Rhodolaena humblotii
- Conservation status: Least Concern (IUCN 3.1)

Scientific classification
- Kingdom: Plantae
- Clade: Tracheophytes
- Clade: Angiosperms
- Clade: Eudicots
- Clade: Rosids
- Order: Malvales
- Family: Sarcolaenaceae
- Genus: Rhodolaena
- Species: R. humblotii
- Binomial name: Rhodolaena humblotii Baill.

= Rhodolaena humblotii =

- Genus: Rhodolaena
- Species: humblotii
- Authority: Baill.
- Conservation status: LC

Species of flowering plant

Rhodolaena humblotii is a plant in the family Sarcolaenaceae. It is endemic to Madagascar.

==Description==
Rhodolaena humblotii grows as a shrub or small to medium-sized tree. The twigs have dense hairs. Its leaves are small and elliptic in shape. The inflorescences bear two flowers on a short peduncle. Individual flowers are large with five sepals and five pink-red petals, measuring up 5 cm long. The fruits are medium-sized and woody.
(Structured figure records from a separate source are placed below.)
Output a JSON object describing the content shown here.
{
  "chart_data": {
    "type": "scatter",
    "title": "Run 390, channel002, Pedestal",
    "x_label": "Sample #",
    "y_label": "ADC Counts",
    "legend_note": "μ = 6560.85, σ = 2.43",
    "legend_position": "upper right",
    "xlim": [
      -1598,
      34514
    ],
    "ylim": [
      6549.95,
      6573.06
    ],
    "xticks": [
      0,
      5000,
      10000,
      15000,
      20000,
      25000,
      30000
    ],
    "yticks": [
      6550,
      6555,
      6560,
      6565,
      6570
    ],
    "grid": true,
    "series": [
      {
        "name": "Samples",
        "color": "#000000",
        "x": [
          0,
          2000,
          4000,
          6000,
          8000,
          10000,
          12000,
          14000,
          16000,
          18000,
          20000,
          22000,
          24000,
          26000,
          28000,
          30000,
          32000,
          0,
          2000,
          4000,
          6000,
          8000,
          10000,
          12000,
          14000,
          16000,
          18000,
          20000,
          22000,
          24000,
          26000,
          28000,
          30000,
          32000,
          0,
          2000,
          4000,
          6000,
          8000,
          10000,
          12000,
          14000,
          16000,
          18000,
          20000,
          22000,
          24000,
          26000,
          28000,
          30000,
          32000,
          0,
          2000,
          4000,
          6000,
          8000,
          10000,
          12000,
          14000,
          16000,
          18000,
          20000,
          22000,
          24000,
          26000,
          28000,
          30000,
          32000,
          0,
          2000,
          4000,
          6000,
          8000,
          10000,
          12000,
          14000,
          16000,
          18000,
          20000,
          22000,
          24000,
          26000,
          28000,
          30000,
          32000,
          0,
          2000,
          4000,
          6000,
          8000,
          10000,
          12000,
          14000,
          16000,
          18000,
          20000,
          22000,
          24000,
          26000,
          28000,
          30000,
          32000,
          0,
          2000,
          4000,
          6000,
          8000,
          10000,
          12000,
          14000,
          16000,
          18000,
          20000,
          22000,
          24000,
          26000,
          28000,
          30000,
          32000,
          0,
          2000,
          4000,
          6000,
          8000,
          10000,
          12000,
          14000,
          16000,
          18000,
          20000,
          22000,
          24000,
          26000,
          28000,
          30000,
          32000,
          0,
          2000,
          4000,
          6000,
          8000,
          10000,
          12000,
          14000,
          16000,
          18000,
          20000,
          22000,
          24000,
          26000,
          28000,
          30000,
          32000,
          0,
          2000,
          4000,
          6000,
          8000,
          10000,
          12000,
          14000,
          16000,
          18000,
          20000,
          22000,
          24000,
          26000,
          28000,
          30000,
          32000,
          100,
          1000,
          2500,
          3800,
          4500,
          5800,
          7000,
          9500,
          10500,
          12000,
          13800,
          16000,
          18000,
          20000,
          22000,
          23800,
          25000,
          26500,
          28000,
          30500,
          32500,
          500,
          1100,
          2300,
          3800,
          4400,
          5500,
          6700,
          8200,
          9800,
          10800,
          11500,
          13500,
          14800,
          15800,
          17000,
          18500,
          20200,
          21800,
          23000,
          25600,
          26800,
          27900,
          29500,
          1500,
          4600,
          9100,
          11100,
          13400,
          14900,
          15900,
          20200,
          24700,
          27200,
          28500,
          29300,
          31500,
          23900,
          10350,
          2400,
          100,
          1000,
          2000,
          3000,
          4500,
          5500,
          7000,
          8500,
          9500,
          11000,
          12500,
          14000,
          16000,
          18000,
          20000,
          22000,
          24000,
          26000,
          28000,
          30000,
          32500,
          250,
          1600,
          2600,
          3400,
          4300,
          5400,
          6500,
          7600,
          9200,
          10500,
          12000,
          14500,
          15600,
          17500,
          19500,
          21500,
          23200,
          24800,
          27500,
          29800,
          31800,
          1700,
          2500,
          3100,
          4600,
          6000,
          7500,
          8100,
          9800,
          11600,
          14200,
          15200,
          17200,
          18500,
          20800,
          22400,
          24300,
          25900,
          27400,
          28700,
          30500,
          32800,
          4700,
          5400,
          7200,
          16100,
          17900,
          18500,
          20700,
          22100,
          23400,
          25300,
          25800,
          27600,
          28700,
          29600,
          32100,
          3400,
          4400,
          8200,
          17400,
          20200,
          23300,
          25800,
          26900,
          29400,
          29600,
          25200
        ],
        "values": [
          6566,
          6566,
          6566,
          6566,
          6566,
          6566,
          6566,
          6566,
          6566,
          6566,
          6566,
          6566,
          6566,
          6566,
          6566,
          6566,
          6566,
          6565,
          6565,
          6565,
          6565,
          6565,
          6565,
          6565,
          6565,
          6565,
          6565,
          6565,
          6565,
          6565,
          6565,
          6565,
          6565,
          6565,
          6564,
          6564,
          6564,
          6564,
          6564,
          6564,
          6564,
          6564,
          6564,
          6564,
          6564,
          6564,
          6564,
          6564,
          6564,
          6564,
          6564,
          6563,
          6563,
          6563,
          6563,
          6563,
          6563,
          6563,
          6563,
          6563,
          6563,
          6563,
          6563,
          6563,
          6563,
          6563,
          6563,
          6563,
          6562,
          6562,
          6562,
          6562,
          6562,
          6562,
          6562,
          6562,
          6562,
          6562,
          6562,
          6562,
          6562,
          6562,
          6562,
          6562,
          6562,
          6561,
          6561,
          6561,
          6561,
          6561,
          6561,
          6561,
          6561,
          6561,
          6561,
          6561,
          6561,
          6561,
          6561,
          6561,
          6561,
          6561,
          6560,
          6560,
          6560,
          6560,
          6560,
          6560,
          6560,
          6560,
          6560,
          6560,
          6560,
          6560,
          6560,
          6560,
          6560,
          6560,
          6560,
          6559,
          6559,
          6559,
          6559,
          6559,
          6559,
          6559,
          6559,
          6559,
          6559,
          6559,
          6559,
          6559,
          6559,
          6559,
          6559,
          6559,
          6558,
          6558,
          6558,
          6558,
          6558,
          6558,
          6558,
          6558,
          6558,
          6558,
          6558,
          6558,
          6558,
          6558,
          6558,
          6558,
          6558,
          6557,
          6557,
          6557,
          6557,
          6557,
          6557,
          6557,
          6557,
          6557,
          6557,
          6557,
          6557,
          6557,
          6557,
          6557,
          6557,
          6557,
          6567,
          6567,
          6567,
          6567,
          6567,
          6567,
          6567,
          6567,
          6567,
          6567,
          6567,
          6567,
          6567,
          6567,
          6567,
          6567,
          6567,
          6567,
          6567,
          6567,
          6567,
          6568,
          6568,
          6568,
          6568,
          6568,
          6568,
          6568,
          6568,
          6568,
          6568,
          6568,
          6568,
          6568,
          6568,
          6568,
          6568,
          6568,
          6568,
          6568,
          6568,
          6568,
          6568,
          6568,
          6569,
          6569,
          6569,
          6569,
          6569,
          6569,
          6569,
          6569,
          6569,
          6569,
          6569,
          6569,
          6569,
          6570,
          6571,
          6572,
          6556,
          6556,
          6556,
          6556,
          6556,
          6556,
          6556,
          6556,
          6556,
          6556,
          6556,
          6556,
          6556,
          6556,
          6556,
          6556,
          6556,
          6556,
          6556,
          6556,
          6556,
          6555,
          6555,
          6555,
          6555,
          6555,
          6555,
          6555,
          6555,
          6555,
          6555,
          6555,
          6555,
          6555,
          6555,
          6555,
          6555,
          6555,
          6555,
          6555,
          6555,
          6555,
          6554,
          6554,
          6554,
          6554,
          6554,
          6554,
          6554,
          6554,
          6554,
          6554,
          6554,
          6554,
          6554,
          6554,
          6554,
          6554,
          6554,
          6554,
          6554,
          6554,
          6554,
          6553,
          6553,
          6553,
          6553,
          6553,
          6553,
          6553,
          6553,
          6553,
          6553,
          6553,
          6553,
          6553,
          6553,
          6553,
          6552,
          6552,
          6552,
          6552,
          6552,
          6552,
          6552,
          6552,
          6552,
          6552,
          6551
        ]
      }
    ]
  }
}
==Distribution and habitat==
Rhodolaena humblotii is only found in the eastern regions of Vatovavy-Fitovinany, Alaotra-Mangoro, Analanjirofo and Atsinanana. Its habitat is evergreen and humid forests from 20 m to 1200 m altitude.

==Threats==
Rhodolaena humblotii is threatened by timber exploitation. The timber is used in construction. Future population decline of the tree due to habitat loss is predicted at 50% to 80%, though subpopulations in protected areas are considered stable.